Василист, видя теперь повсюду эти лубочные картины о войне, горько улыбался им, будто детским игрушкам. Он знал войну несколько по-иному. Ему ни разу не довелось увидать воинственных бород и усов генералов Гурко и Скобелева, но зато повидал он массу вшей, отвратительных болезней, грязи и вони разлагающегося людского мяса, брошенных по дорогам детей, беспризорного скота, пожарами охваченных деревень. Турки совсем не походили на лютых врагов. Это были такие же жалкие крестьяне, как и наши солдаты. На войне молодой казак столкнулся с картинами такого безобразного разврата, что ему думалось, он никогда уже не сможет назвать женщину своей женой. Рассказать об этом невозможно. Об этом трудно думать даже наедине. Как хорошо навсегда уйти от этого!

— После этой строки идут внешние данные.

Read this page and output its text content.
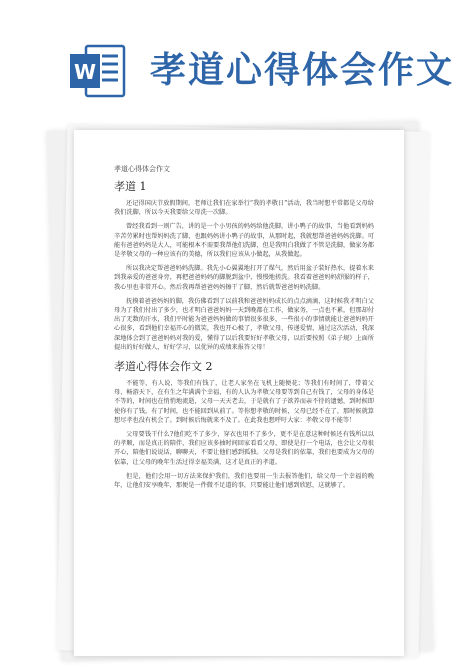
W 孝道心得体会作文
孝道心得体会作文
孝道 1

还记得国庆节放假期间，老师让我们在家举行“我的孝敬日”活动，我当时想平常都是父母给我们洗脚，所以今天我要给父母洗一次脚。

曾经我看到一则广告，讲的是一个小男孩的妈妈给他洗脚，讲小鸭子的故事，当他看到妈妈辛苦劳累时也帮妈妈洗了脚，也跟妈妈讲小鸭子的故事，从那时起，我就想帮爸爸妈妈洗脚。可能有爸爸妈妈是大人，可能根本不需要我帮他们洗脚，但是我明白我做了不管是洗脚，做家务都是孝敬父母的一种应该有的美德，所以我们应该从小做起，从我做起。

所以我决定帮爸爸妈妈洗脚。我先小心翼翼地打开了煤气，然后用盆子装好热水，提着水来到我亲爱的爸爸身旁，再把爸爸妈妈的脚脱到盆中，慢慢地搓洗。我看着爸爸妈妈舒服的样子，我心里也非常开心。然后我再帮爸爸妈妈擦干了脚，然后就帮爸爸妈妈洗脚。

抚摸着爸爸妈妈的脚，我仿佛看到了以前我和爸爸妈妈成长的点点滴滴，这时候我才明白父母为了我们付出了多少，也才明白爸爸妈妈一天到晚都在工作，做家务，一点也不累，但那却付出了无数的汗水，我们平时能为爸爸妈妈做的事情很多很多，一些很小的事情就能让爸爸妈妈开心很多，看到他们幸福开心的微笑，我也开心极了，孝敬父母，传递爱情，通过这次活动，我深深地体会到了爸爸妈妈对我的爱，懂得了以后我要好好孝敬父母，以后要按照《弟子规》上面所提出的好好做人，好好学习，以优异的成绩来报答父母！

孝道心得体会作文 2

不能等，有人说，等我们有钱了，让老人家坐在飞机上随便花；等我们有时间了，带着父母，畅游天下，在有生之年满满个幸福，有的人认为孝敬父母要等到自己有钱了，父母的身体是不等的，时间也在悄悄地流逝，父母一天天老去，于是就有了子欲养而亲不待的遗憾，到时候即使你有了钱，有了时间，也不能回到从前了。等你想孝敬的时候，父母已经不在了，那时候就算想尽孝也没有机会了。到时候后悔就来不及了。在此我也想呼吁大家：孝敬父母不能等！

父母要钱干什么?他们吃不了多少，穿衣也用不了多少，更不是在意这种时候还有钱所以以的孝顺，而是真正的陪伴，我们应该多抽时间回家看看父母，即使是打一个电话，也会让父母很开心，陪他们说说话，聊聊天，不要让他们感到孤独。父母是我们的依靠，我们也要成为父母的依靠，让父母的晚年生活过得幸福美满，这才是真正的孝道。

但是，他们会用一切方法来保护我们，我们也要用一生去报答他们，给父母一个幸福的晚年，让他们安享晚年，那便是一件微不足道的事，只要能让他们感到欣慰，这就够了。
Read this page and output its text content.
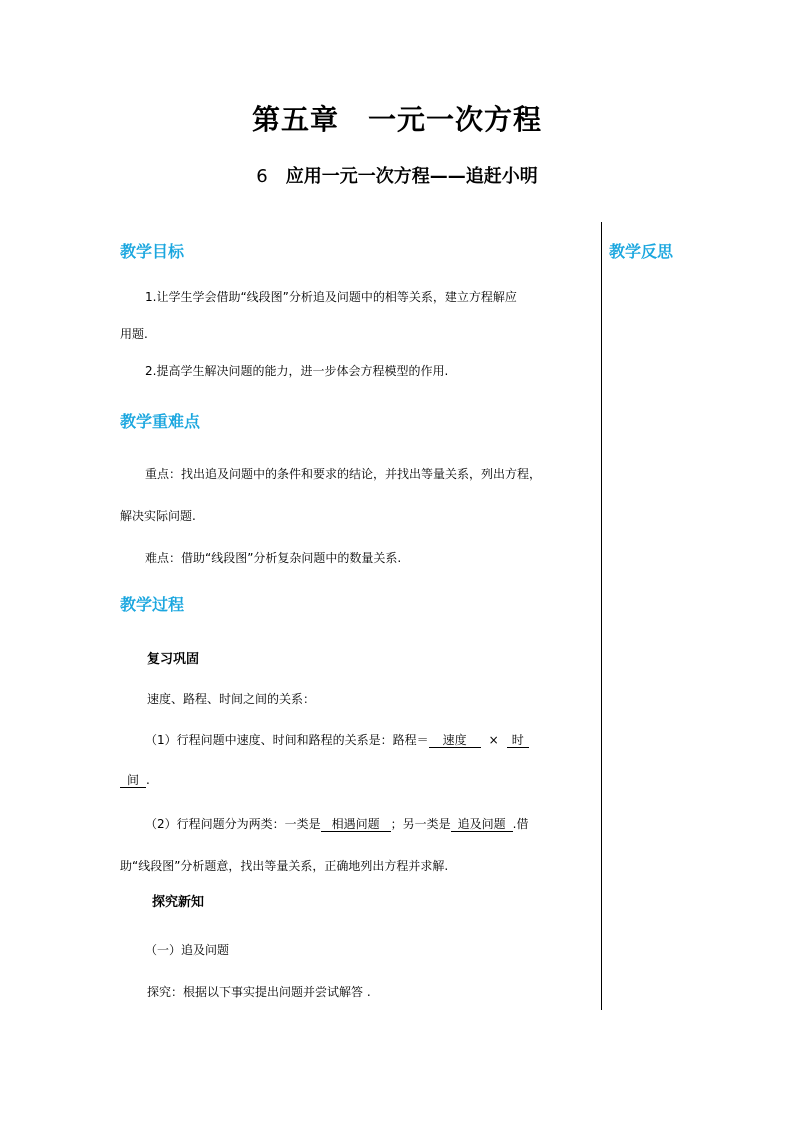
第五章　一元一次方程
6 应用一元一次方程——追赶小明
教学反思
教学目标
1.让学生学会借助“线段图”分析追及问题中的相等关系，建立方程解应
用题.
2.提高学生解决问题的能力，进一步体会方程模型的作用.
教学重难点
重点：找出追及问题中的条件和要求的结论，并找出等量关系，列出方程，
解决实际问题.
难点：借助“线段图”分析复杂问题中的数量关系.
教学过程
复习巩固
速度、路程、时间之间的关系：
（1）行程问题中速度、时间和路程的关系是：路程＝ 速度 × 时
间 .
（2）行程问题分为两类：一类是 相遇问题 ；另一类是 追及问题 .借
助“线段图”分析题意，找出等量关系，正确地列出方程并求解.
探究新知
（一）追及问题
探究：根据以下事实提出问题并尝试解答 .
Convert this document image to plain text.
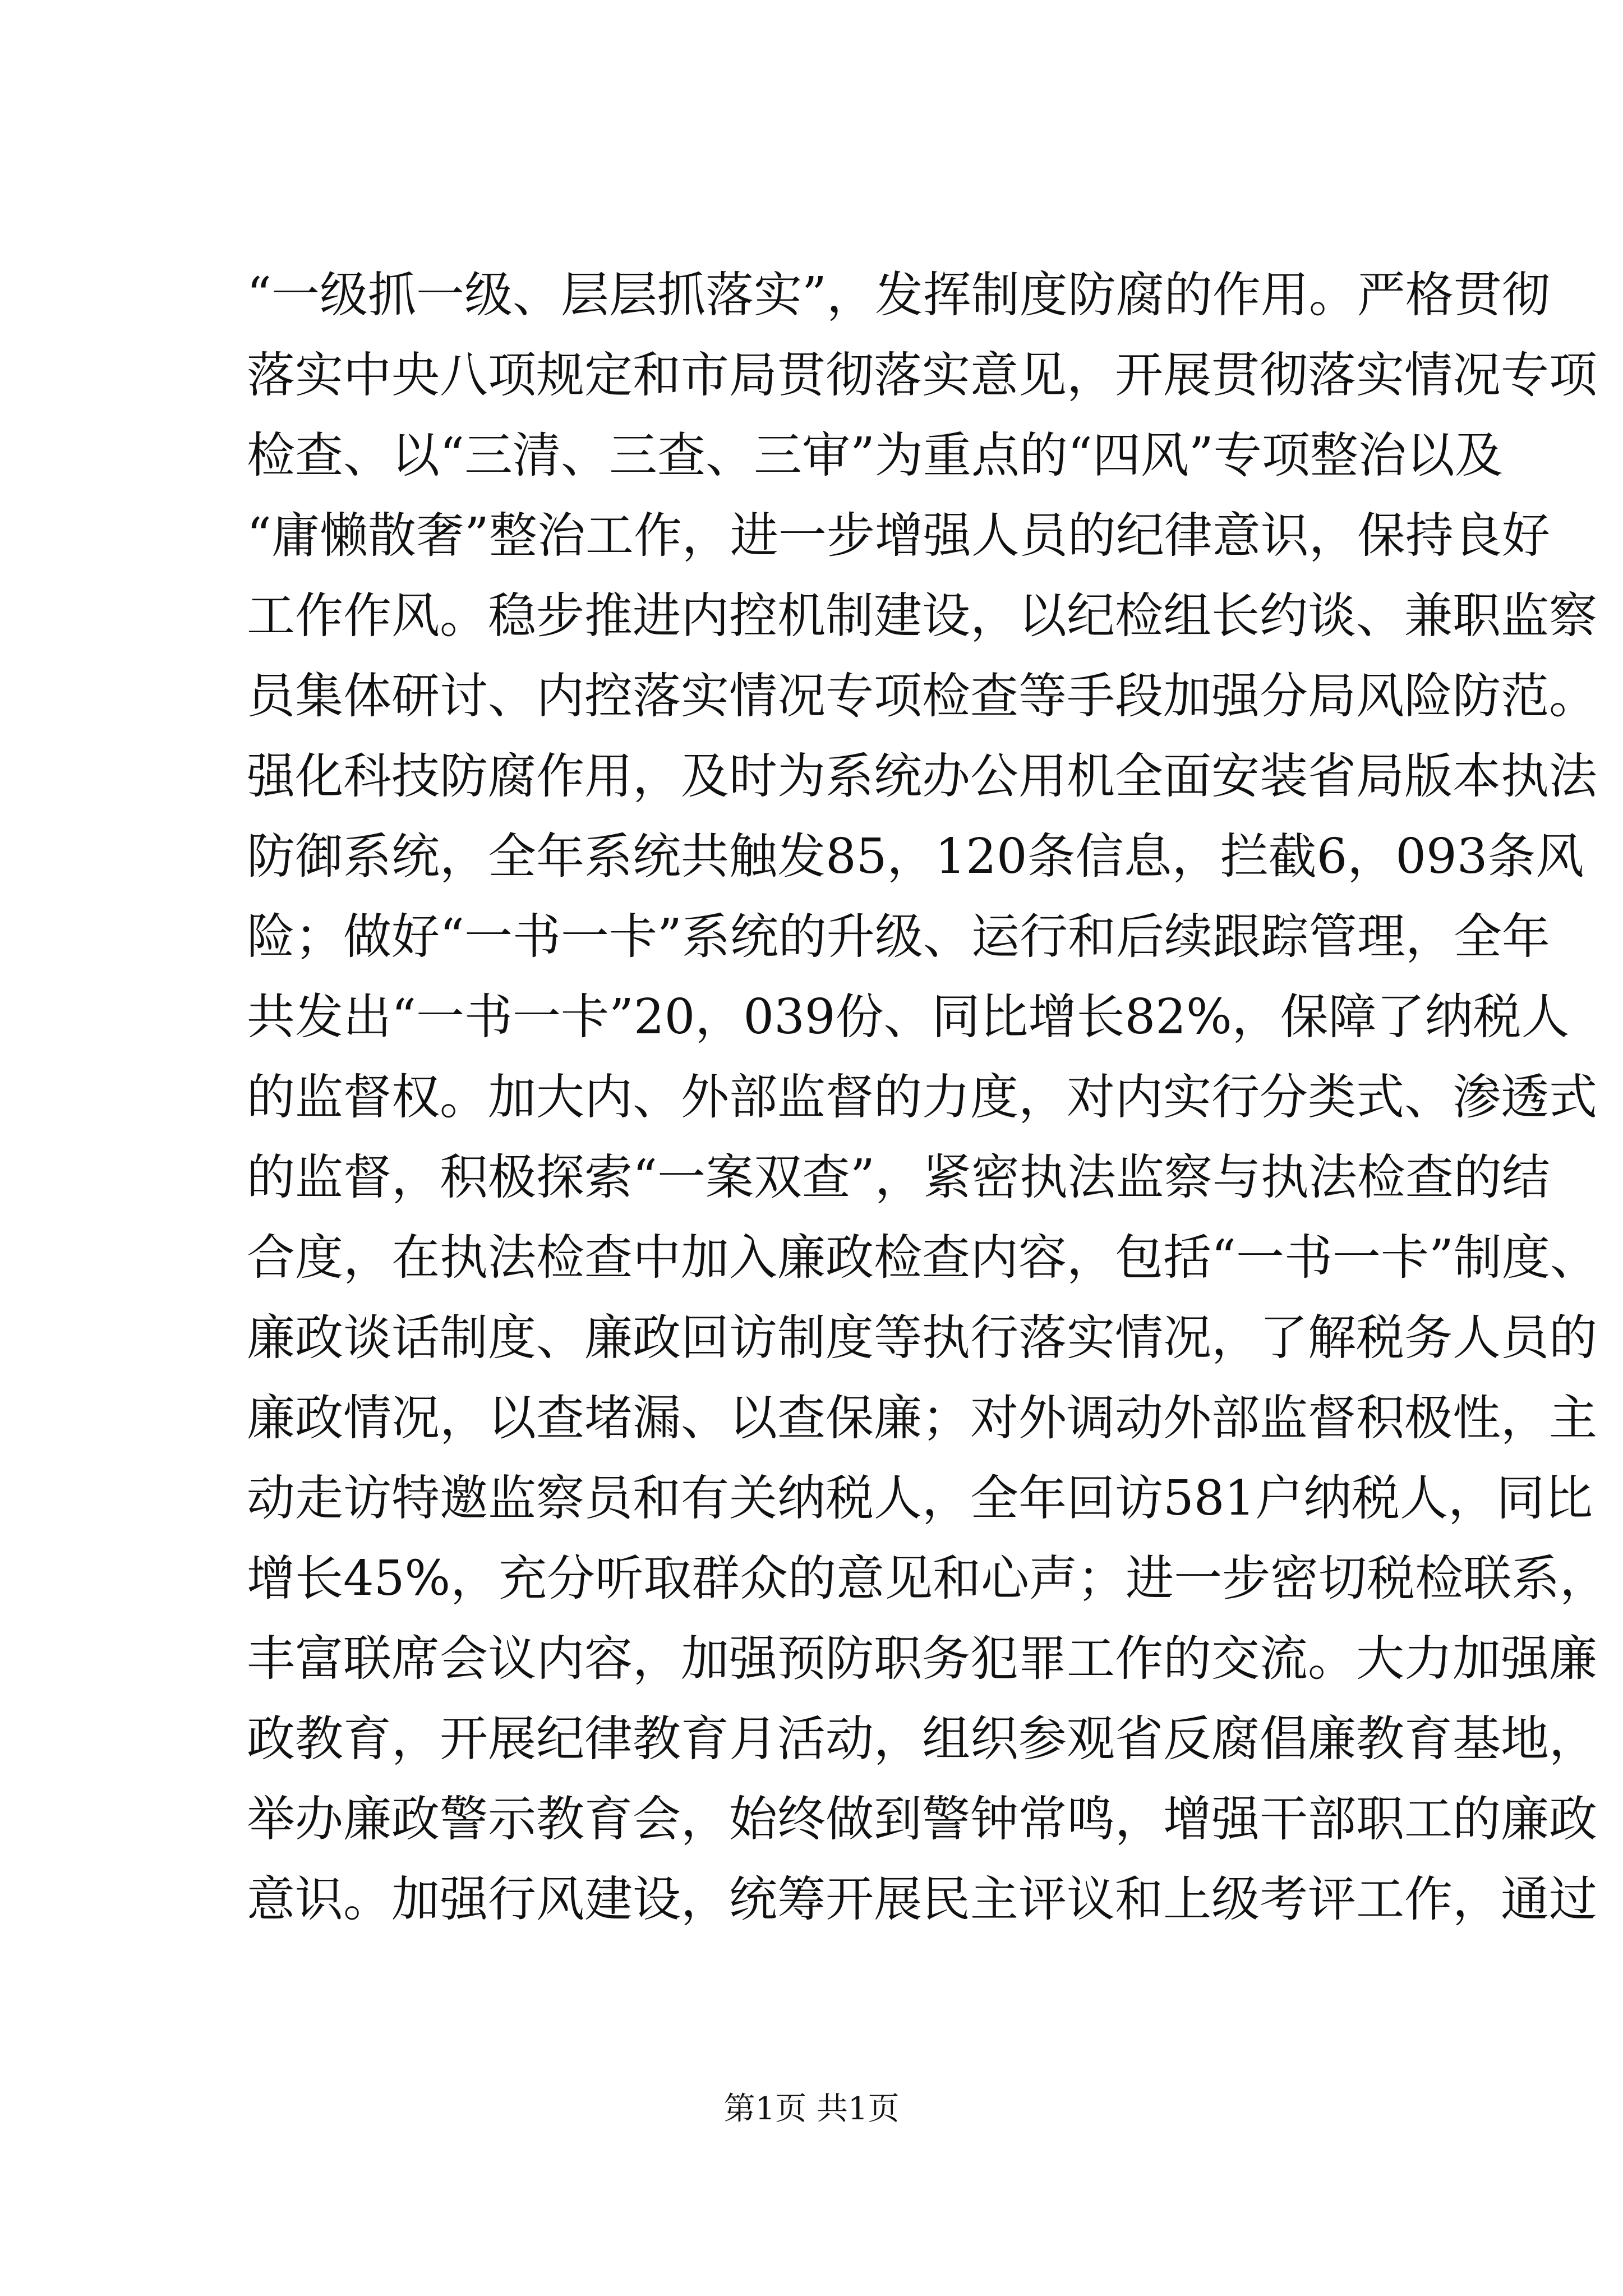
“一级抓一级、层层抓落实”，发挥制度防腐的作用。严格贯彻
落实中央八项规定和市局贯彻落实意见，开展贯彻落实情况专项
检查、以“三清、三查、三审”为重点的“四风”专项整治以及
“庸懒散奢”整治工作，进一步增强人员的纪律意识，保持良好
工作作风。稳步推进内控机制建设，以纪检组长约谈、兼职监察
员集体研讨、内控落实情况专项检查等手段加强分局风险防范。
强化科技防腐作用，及时为系统办公用机全面安装省局版本执法
防御系统，全年系统共触发85，120条信息，拦截6，093条风
险；做好“一书一卡”系统的升级、运行和后续跟踪管理，全年
共发出“一书一卡”20，039份、同比增长82%，保障了纳税人
的监督权。加大内、外部监督的力度，对内实行分类式、渗透式
的监督，积极探索“一案双查”，紧密执法监察与执法检查的结
合度，在执法检查中加入廉政检查内容，包括“一书一卡”制度、
廉政谈话制度、廉政回访制度等执行落实情况，了解税务人员的
廉政情况，以查堵漏、以查保廉；对外调动外部监督积极性，主
动走访特邀监察员和有关纳税人，全年回访581户纳税人，同比
增长45%，充分听取群众的意见和心声；进一步密切税检联系，
丰富联席会议内容，加强预防职务犯罪工作的交流。大力加强廉
政教育，开展纪律教育月活动，组织参观省反腐倡廉教育基地，
举办廉政警示教育会，始终做到警钟常鸣，增强干部职工的廉政
意识。加强行风建设，统筹开展民主评议和上级考评工作，通过
第1页 共1页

Казак тряхнул головой, словно просыпаясь. Огляделся по сторонам. Земля снова и снова переживала весеннее буйство. Густые цветущие ковыли покачивались от теплого ветерка. Волны бежали по ним, как по реке, и вдали степи походили на зеленое море. Берегов у земли и неба сейчас не было. На Бухарской стороне широко лежали синие леса. Где-то на глухой старице погагатывали гуси. Впервые после смутных и тягостных годов Василист видел землю такой радостной, широкой и ясной. В самом деле, как безмятежно голубели дали и тепло курчавились облака! Ядреный, свежий воздух слышно шевелил кровь, пьянил голову. Бесшабашное беспокойство овладело казаком. Веселое отчаяние захлестнуло его. Пусть то, что ушло, станет таким же безмятежным, как эти дали, а будущее таким же теплым, как облака! Рубануть бы вот этой саблей, размахнуться бы, рассечь бы на мелкие кусочки все, что было за эти годы, и разбросать по степи. Пусть расклюют и растащат все это серые стервятники! Василист тихо замурлыкал, покачиваясь на седле в такт песне:

Что грустишь, моя родная,

В черных траурных ножнях?

Он вдруг вовсю дал коню шенкеля. Конь всхрапнул от неожиданности и понесся взметывающейся рысью. Ветер подхватил казака, поднял его на воздух.

«Э, да что там!»

Ему захотелось ухать полной грудью, визжать по-мальчишечьи — ведь никто же не видит! Казак мчался по степи во весь дух. В ушах звенело от ветра. Из-под копыт даже при солнце летели искры. Привстав на стременах, он захотел увидать там, за синим окоемом, все, что с ним будет в жизни.

Эх, друзей бы вот сейчас, друзей! Много, много друзей! И песен! И пусть они так же сладко шевелили бы душу, волновали бы сердце, как этот ветер качает зеленые пряди ковыля. Пускай все летит торчмя, вверх тормашками! Что Бог, что черт — один сорт! «Жалей, не жалей!» — как говорила покойная сестра… Эх, Настя, Настя, может, ты все-таки права, что убила его? Но зачем, сестра, ты умерла сама? Надо жить, надо глотать воздух, как этот вот верблюд хамкает траву…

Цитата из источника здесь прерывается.